Belanghebbende heeft op 8 juli 2024 beroep ingesteld en op 21 juli 2024 bij de inspecteur een nihilaangifte ingediend voor het vierde kwartaal van 2023.
2.2.
De inspecteur heeft in het verweerschrift het standpunt ingenomen dat hij de door belanghebbende ingediende nihilaangifte volgt. Hij zal de naheffingsaanslag en de verzuimboete wegens niet (tijdig) betalen daarom vernietigen.
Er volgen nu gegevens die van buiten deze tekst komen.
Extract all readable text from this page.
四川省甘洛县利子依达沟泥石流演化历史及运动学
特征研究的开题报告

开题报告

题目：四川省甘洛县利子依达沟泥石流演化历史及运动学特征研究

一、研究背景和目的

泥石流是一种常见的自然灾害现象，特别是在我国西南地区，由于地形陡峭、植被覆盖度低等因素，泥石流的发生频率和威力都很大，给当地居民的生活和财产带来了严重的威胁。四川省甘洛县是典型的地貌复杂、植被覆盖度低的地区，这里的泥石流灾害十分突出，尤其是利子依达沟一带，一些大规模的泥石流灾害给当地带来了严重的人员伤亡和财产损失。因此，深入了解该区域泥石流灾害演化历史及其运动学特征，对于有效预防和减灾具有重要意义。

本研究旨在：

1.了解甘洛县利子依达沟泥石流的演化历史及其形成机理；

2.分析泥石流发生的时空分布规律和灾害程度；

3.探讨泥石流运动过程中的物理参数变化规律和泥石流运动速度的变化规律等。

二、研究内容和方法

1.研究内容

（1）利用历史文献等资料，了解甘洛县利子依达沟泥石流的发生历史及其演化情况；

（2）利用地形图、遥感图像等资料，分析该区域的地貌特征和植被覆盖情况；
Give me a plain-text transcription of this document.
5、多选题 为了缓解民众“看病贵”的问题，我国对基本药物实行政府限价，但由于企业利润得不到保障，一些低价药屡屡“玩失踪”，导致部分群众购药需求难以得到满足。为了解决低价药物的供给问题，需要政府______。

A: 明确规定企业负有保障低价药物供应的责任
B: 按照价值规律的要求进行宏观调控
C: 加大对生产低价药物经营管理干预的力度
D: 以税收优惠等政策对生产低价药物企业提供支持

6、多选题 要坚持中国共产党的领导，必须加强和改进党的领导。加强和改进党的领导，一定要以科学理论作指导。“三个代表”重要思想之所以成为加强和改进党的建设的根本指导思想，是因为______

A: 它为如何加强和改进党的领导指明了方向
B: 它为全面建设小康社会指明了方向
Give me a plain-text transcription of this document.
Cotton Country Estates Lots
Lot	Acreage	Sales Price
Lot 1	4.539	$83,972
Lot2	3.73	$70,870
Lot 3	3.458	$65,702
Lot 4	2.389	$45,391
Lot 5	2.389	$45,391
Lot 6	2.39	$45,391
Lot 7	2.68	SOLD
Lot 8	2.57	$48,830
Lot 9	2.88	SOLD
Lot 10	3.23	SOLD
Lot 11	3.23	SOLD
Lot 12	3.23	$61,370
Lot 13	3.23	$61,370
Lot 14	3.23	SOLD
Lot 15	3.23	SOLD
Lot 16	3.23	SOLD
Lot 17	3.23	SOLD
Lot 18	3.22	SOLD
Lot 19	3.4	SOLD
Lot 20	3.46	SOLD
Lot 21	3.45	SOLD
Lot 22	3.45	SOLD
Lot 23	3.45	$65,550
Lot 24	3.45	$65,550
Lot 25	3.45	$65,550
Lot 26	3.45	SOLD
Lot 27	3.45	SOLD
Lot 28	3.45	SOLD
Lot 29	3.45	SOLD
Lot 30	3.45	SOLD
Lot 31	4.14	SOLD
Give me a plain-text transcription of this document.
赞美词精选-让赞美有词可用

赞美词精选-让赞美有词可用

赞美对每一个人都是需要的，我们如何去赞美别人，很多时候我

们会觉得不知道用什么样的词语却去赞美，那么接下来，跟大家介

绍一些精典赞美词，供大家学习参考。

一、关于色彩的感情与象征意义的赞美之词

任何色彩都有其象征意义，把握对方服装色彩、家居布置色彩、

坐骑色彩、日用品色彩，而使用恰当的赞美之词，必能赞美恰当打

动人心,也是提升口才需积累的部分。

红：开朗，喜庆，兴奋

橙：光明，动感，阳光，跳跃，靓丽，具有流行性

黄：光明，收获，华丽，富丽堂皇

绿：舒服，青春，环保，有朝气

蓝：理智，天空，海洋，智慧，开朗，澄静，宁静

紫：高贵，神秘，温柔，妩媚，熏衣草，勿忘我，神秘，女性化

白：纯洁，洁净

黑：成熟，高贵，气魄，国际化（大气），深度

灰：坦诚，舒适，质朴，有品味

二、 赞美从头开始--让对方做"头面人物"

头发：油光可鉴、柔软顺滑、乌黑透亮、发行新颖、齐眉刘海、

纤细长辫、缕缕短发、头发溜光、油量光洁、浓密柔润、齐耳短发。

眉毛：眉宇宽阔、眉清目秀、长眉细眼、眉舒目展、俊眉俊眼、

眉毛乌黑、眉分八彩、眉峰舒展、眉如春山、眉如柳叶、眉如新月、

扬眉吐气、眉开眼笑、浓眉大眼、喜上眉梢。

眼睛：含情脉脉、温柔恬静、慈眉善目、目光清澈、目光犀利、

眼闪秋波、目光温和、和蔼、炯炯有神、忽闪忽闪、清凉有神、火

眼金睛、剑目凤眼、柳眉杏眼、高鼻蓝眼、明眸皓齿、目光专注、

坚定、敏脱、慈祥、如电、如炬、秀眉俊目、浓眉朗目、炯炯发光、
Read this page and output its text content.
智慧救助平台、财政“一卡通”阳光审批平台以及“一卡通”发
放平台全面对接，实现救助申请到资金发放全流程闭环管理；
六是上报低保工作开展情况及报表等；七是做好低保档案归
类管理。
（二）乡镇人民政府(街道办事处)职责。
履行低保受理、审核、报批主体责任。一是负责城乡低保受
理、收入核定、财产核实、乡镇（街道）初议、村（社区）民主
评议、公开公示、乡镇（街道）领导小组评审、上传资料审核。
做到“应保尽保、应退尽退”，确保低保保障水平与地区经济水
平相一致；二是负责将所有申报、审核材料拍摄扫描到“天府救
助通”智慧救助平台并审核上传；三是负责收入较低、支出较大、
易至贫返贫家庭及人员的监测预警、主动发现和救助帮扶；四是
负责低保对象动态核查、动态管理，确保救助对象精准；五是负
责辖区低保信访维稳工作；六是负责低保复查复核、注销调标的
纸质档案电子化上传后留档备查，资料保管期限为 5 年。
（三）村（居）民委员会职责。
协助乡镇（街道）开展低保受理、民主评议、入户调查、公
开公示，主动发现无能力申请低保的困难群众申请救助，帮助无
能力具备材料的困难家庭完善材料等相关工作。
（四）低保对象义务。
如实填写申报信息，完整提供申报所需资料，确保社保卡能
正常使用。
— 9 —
In het verweerschrift wordt verder aangegeven dat de inspecteur de verzuimboete wegens het niet tijdig doen van aangifte zal vernietigen, gelet op de door belanghebbende geschetste persoonlijke en financiële omstandigheden. De rechtbank ziet geen aanleiding om daarvan af te wijken. Aangezien de rechtbank niet weet of de naheffingsaanslag en de boetes inmiddels al zijn vernietigd, zal de rechtbank dat (ook) doen. Het beroep is kennelijk gegrond.

Conclusie en gevolgen

3. Omdat het beroep kennelijk gegrond is moet de inspecteur het griffierecht aan belanghebbende vergoeden. Belanghebbende heeft geen proceskosten gemaakt die vergoed kunnen worden.

Beslissing

De rechtbank:
  • verklaart het beroep gegrond;
  • vernietigt de uitspraak op bezwaar;
  • vernietigt de naheffingsaanslag en de daarbij behorende boetebeschikkingen;
  • bepaalt dat de inspecteur het griffierecht van € 51,- aan belanghebbende moet vergoeden.
Deze uitspraak is gedaan door mr. drs. S.J. Willems-Ruesink, rechter, in aanwezigheid van
mr. W. Dekkers, griffier, op 8 april 2025 en openbaar gemaakt door middel van geanonimiseerde publicatie op www.rechtspraak.nl.
De griffier, De rechter,
Een afschrift van deze uitspraak is verzonden aan partijen op:

Informatie over verzet

Als partijen het niet eens zijn met deze uitspraak, kunnen zij een verzetschrift sturen naar de rechtbank waarin zij uitleggen waarom zij het niet eens zijn met deze uitspraak. Het verzetschrift moet worden ingediend binnen zes weken na de dag waarop deze uitspraak is verzonden. Als partijen graag een zitting willen om het verzetschrift toe te lichten, moeten zij dit in het verzetschrift vermelden.